Is this tool also able to work with Yaffs file system images?

Yes, to an extent. The argument passed via the -d command-line option can be a path to either an MTD character device representing NAND/NOR flash memory or a regular file containing a Yaffs file system image. However, there is currently no support for working with file system images that include OOB data (e.g. NAND flash dumps). Like for NOR flash, the Yaffs layout used for a given file system image can be fairly arbitrary and therefore Yaffs parameters for such a file system will likely need to be provided manually (see above).

Troubleshooting & Debugging

If Yafut fails to do what you expect it to and the error messages it reports back do not directly indicate the failure reason (or are downright confusing), it might be useful to run it again with the -v command-line option, which enables verbose output that includes potentially useful information, e.g. the executed ioctl() system calls and their return codes. Verbose output is printed to stderr. If err=-25 (Inappropriate ioctl for device) lines are present in the verbose output, it means that the running kernel does not support the ioctl() commands that Yafut relies on. Specifying -v twice also causes (truncated) hex dumps of the data passed around to be included in the output.

Yaffs tracing (implemented in Yaffs code itself) can be enabled by setting the YAFFS_TRACE_MASK environment variable to the desired value. For example, to enable full Yaffs tracing, run Yafut like this:

YAFFS_TRACE_MASK=0xffffffff yafut [...options-here...]

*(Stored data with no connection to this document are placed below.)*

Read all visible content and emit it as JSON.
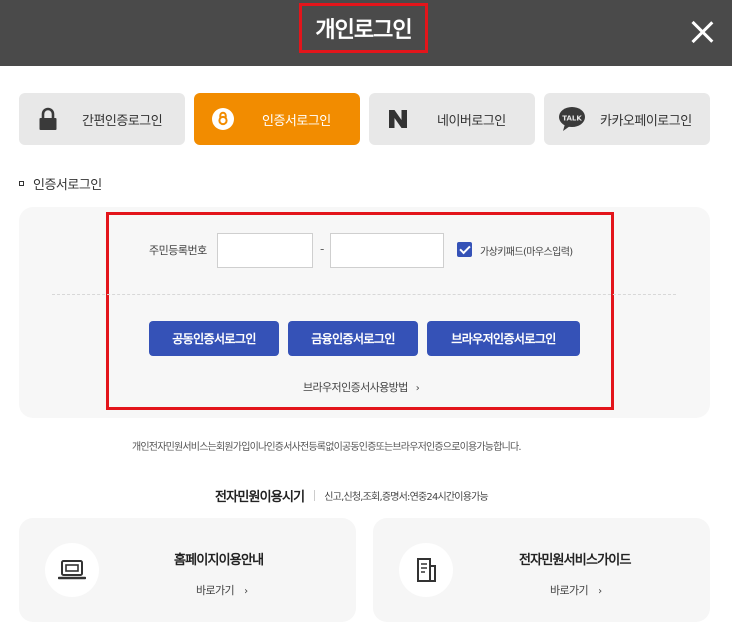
{
  "header": {
    "title": "개인로그인"
  },
  "tabs": [
    {
      "label": "간편인증로그인",
      "icon": "lock-icon",
      "active": false
    },
    {
      "label": "인증서로그인",
      "icon": "certificate-icon",
      "active": true
    },
    {
      "label": "네이버로그인",
      "icon": "naver-icon",
      "active": false
    },
    {
      "label": "카카오페이로그인",
      "icon": "kakao-talk-icon",
      "active": false
    }
  ],
  "section": {
    "title": "인증서로그인"
  },
  "login": {
    "id_label": "주민등록번호",
    "id_front": "",
    "id_back": "",
    "dash": "-",
    "virtual_keyboard_label": "가상키패드(마우스입력)",
    "virtual_keyboard_checked": true,
    "buttons": [
      "공동인증서로그인",
      "금융인증서로그인",
      "브라우저인증서로그인"
    ],
    "howto_link": "브라우저인증서사용방법",
    "arrow": "›"
  },
  "notice": "개인전자민원서비스는회원가입이나인증서사전등록없이공동인증또는브라우저인증으로이용가능합니다.",
  "eservice": {
    "title": "전자민원이용시기",
    "desc": "신고,신청,조회,증명서:연중24시간이용가능"
  },
  "cards": [
    {
      "title": "홈페이지이용안내",
      "link": "바로가기",
      "icon": "laptop-icon"
    },
    {
      "title": "전자민원서비스가이드",
      "link": "바로가기",
      "icon": "document-guide-icon"
    }
  ],
  "colors": {
    "header_bg": "#4a4a4a",
    "active_tab": "#f28c00",
    "primary_button": "#3552b7",
    "highlight": "#e3151b"
  }
}
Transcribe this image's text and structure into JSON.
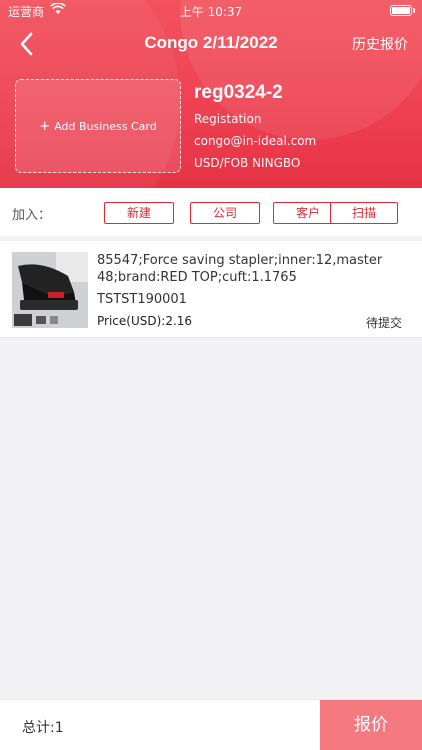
{
  "status_bar": {
    "carrier": "运营商",
    "time": "上午 10:37"
  },
  "nav": {
    "title": "Congo 2/11/2022",
    "right_label": "历史报价"
  },
  "card": {
    "add_label": "Add Business Card"
  },
  "customer": {
    "name": "reg0324-2",
    "type": "Registation",
    "email": "congo@in-ideal.com",
    "terms": "USD/FOB NINGBO"
  },
  "add_bar": {
    "label": "加入：",
    "buttons": [
      "新建",
      "公司",
      "客户",
      "扫描"
    ]
  },
  "products": [
    {
      "description": "85547;Force saving stapler;inner:12,master 48;brand:RED TOP;cuft:1.1765",
      "code": "TSTST190001",
      "price": "Price(USD):2.16",
      "status": "待提交"
    }
  ],
  "footer": {
    "total": "总计:1",
    "quote_label": "报价"
  },
  "colors": {
    "accent": "#e63244",
    "chip": "#e0283a",
    "quote_button": "#f47a7f"
  },
  "icons": {
    "back": "chevron-left-icon",
    "wifi": "wifi-icon",
    "battery": "battery-icon",
    "plus": "plus-icon"
  }
}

See the yaffs_trace.h file in the Yaffs source tree for what each bit in the tracing mask means. Note that Yaffs tracing code prints its messages to stdout, not stderr, so setting YAFFS_TRACE_MASK while copying the contents of a file from an MTD to stdout (-r -o -) is not a good idea. Setting YAFFS_TRACE_MASK can be combined with -v, but since the former prints to stdout while the latter prints to stderr, use something like this to collect both types of tracing information to a common location:

YAFFS_TRACE_MASK=0xffffffff yafut [...options-here...] >trace 2>&1

License

Yafut source code is released under GNU General Public License (GPL), version 2.